Saturday, September 14, 2013

Growing Inspiration

Writers are always looking for inspiration. Although there are a plethora of posts and articles on inspiration, I decided to put pen to paper after I found an unusual bit of inspiration. This did not come from the elusive muse (who doesn't often sit on my shoulder) nor did it come from within. Not being a totally observant person I might have missed the opportunity to be inspired unless my husband called my attention to my garden last week. 

The World Dictionary defines inspiration as "an arousal of the mind, feelings, etc., to special or unusual activity or creativity" Last week there was unusual activity in my garden that triggered a spark of creativity that aroused my mind. Have you ever heard of cucumber vines getting tangled amidst ten feet tall shrubs and yielding produce? Look to the left to see what I mean. This phenomenon made me pause and wonder about the process of growing. I carefully planted my cucumbers months ago. The rain and sun nurtured them. The growing process was initiated and the plant thrived but I wondered. Where was were the fruits of my labor? Little did I know that they were growing upwards. I found a crop of huge cucumbers, hanging from their vines. 

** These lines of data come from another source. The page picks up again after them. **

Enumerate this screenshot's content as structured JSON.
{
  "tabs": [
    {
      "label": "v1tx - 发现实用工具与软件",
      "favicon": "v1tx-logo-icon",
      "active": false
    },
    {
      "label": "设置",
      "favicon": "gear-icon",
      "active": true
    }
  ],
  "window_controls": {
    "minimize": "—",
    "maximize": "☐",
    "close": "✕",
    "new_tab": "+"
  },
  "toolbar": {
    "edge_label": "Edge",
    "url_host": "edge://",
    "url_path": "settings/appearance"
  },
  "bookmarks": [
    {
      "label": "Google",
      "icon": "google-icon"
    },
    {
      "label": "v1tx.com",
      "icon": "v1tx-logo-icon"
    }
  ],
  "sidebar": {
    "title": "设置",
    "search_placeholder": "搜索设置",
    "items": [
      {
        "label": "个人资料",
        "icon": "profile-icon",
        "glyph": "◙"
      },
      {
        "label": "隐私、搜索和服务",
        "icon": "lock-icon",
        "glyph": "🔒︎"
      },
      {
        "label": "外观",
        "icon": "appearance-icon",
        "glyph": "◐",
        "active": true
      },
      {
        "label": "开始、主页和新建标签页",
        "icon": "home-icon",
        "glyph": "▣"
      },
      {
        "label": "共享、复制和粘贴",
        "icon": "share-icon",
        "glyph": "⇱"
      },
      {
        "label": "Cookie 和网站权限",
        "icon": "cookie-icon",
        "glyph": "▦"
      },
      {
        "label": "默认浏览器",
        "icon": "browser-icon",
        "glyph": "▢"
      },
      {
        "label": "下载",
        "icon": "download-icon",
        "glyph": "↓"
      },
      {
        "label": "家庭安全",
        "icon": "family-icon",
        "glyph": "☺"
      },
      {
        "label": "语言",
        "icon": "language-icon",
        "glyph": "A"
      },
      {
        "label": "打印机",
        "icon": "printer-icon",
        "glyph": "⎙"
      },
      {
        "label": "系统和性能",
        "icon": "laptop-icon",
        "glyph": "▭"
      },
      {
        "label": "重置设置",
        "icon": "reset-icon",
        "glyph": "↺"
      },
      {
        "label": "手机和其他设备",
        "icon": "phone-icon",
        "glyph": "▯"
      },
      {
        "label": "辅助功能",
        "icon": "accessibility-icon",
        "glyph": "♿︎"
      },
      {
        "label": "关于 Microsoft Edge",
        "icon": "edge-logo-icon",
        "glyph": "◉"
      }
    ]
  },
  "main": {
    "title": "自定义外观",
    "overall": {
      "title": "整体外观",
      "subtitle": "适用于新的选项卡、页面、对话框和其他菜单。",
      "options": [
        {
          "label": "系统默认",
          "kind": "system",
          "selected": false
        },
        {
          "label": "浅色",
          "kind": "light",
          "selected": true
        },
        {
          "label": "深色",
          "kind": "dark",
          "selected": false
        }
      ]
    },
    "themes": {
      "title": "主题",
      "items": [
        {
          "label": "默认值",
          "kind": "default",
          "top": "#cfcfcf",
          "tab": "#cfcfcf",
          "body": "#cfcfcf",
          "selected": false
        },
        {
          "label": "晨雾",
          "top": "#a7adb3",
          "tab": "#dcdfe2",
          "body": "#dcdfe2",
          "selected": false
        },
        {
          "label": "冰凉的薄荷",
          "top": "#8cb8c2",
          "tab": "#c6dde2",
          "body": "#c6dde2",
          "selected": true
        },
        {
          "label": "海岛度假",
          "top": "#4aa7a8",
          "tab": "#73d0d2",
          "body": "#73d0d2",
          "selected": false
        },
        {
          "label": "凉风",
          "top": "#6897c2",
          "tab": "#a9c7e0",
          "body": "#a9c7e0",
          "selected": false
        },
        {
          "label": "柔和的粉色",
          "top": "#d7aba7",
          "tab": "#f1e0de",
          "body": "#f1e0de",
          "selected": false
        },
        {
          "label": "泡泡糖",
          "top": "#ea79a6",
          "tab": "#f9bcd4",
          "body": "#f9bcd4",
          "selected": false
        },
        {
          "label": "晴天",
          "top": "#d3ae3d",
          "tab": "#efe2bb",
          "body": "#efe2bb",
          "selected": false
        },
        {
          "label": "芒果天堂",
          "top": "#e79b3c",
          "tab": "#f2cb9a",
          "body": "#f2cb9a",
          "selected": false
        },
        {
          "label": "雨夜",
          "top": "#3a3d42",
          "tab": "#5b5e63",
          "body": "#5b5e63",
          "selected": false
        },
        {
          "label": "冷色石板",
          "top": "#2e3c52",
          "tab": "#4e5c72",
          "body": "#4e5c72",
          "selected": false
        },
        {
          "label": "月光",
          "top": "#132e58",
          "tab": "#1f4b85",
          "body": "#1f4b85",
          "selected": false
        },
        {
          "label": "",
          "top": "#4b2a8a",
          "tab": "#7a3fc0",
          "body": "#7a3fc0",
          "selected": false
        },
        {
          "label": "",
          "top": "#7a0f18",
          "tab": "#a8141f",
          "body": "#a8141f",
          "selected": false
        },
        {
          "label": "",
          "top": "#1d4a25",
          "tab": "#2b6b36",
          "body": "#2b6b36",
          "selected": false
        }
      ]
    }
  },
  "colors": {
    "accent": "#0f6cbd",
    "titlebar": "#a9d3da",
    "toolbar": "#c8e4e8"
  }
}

The growth process for my cucumbers started me thinking. Isn't education like the cucumbers' spidery vine that is fueled by external forces? A gardener carefully plants her seeds, tills the soil, weeds the garden, and nurtures the process of growth. An effective instructor plants seeds of learning, effectively instructs her students using sound strategies to foster learning; nurtures her charges; reflects on progress made: weeds through ineffective practices; nourishes her students with new wonders and discoveries; watches for educational growth. Teachers are like gardeners who treat the growing process with respect and care. But like all gardens, it takes time, patience, passion, and perseverance before the fruits of your labor are seen. As Jane Goodall wrote, “What you do makes a difference, and you have to decide what kind of difference you want to make.”

Let inspiration come from many corners and let it propel your learning practices this year. Be the gardener that sows the seeds to learning through sound instructional practices and effective delivery. Bring passion to your garden and let creativity flourish! Let inspiration spring forth.